Presenting to smaller audiences

  • Everything used in a large audience is heightened; even more important to be yourself
  • Use emotions; it all begins with an emotional connection; one person at a time
  • This is an emotionally charged session so be gentle; the emotional connection will drive the change
  • Simple chronological or logical process is easier for the audience to follow
  • Many, powerful images are important, especially at the beginning and end of the presentation.
  • Avoid negative wording; focus on collaboration
  • Ask real questions to help make the shift
  • Humour is an effective tool to connect to the audience, regardless of the size
  • Create collaborative space so everyone can move forward together
  • In a large group, think of delivering the evening news; in a small group you are the host of a talk show
  • In a small group create a conversation by moving around and to get close and engage individuals
  • Prepare people if they are meeting the person involved in the incident
  • Prepare audience members with pre-planned questions ahead of time just in case
  • Sometimes the story is unbearable; take a break before taking questions.

Sharing your own story

  • Make sure it's done in a respectful way; don’t generalize or blame; focus on the experience
  • Insert videos, pictures and quotes; it brings perspective
  • Appreciate the invitation to speak; sharing a story is unique.
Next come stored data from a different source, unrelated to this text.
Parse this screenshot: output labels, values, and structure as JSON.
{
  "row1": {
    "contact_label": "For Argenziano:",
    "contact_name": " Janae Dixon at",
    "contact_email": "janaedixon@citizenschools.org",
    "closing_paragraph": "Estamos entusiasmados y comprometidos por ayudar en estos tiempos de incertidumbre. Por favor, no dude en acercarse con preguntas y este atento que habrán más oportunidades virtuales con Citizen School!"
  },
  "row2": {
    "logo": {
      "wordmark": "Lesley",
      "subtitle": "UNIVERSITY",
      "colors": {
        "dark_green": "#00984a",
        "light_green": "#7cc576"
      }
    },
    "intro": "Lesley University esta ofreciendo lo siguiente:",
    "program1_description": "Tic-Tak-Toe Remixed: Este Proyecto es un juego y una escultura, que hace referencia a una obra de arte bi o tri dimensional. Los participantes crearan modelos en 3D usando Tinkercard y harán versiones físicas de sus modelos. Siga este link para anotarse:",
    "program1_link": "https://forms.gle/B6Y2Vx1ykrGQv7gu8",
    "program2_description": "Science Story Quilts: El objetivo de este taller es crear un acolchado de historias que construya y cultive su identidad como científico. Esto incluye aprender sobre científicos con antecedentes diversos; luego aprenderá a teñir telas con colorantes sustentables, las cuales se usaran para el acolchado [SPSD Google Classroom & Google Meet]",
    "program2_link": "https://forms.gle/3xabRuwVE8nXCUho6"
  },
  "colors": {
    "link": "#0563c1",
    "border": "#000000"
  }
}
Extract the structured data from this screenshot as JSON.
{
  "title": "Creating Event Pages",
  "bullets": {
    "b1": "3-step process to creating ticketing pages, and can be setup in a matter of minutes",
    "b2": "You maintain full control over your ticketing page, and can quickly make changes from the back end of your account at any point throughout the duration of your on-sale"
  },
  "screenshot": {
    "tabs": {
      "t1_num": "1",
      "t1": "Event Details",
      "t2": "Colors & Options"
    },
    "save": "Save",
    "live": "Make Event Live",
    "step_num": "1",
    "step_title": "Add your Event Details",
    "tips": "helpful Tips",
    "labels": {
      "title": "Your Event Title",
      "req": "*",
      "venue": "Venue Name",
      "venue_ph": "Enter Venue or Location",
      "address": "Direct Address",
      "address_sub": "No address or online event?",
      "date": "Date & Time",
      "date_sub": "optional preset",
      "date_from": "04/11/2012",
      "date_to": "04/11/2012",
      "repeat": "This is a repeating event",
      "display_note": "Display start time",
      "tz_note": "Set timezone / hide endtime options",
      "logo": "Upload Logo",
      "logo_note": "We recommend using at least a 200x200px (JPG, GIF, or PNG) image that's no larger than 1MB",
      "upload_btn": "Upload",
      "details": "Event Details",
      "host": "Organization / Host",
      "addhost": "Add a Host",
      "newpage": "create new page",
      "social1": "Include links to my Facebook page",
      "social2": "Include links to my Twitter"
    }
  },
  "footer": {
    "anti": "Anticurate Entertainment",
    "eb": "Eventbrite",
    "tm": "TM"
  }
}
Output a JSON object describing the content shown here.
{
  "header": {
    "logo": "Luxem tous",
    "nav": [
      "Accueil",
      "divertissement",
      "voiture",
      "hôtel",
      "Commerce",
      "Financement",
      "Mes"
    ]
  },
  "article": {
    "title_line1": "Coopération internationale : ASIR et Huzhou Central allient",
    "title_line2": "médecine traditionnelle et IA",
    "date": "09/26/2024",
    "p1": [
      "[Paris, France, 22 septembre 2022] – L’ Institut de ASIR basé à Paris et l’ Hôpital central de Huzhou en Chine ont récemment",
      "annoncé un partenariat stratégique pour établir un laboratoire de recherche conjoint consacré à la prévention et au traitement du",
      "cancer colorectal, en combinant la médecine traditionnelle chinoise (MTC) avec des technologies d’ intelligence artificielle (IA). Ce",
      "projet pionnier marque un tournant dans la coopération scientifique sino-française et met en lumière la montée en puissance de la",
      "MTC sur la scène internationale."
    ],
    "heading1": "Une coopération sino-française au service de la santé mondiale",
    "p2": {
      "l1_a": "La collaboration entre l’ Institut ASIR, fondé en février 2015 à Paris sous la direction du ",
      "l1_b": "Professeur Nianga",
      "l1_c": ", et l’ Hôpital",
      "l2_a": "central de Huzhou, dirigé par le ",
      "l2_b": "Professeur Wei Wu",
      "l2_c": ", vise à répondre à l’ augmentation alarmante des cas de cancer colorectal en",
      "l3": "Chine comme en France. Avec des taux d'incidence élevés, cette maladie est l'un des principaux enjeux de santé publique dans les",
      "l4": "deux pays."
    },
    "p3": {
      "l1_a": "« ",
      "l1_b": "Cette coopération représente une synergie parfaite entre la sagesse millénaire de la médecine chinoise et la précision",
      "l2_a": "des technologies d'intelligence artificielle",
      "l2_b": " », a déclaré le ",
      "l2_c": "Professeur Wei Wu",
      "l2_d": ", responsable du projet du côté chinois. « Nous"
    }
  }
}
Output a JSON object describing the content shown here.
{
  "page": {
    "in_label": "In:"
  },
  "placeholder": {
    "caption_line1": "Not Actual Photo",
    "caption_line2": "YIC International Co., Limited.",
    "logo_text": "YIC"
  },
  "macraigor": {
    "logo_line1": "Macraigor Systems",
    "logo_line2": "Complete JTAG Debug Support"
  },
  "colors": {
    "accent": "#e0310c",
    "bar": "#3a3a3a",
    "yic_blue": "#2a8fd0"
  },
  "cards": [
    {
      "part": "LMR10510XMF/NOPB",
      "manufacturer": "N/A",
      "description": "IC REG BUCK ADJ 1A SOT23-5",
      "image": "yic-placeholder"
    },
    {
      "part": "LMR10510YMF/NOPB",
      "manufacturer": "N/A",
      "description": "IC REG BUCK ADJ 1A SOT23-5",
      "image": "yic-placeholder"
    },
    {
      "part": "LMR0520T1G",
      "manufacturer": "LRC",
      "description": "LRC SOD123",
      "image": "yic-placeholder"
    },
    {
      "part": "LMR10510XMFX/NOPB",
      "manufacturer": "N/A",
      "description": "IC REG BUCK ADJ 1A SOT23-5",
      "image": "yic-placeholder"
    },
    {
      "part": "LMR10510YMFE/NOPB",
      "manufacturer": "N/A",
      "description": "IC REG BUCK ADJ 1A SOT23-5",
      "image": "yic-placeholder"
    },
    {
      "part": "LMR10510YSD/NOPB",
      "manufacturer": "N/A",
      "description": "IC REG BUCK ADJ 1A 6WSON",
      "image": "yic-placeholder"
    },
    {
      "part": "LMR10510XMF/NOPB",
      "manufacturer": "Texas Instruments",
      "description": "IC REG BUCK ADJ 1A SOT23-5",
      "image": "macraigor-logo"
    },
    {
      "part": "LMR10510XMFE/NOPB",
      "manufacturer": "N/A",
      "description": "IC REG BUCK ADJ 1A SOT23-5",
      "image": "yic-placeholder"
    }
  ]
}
Tell them about yourself
  • The audience wants to learn and know what they can do
  • As the storyteller; know what you are looking for (validation, empathy); be honest with yourself
  • Concise, clear messages
  • Ask organizers why they want the patient speaker, what do you expect by engaging with me

Closing comments

  • Need to create a safe environment for both the receiver’s of the information and the storytellers
  • The power of our story can make an impact, our work is important
  • A collaborative partnership between patients and health care providers is the way forward to safe health care.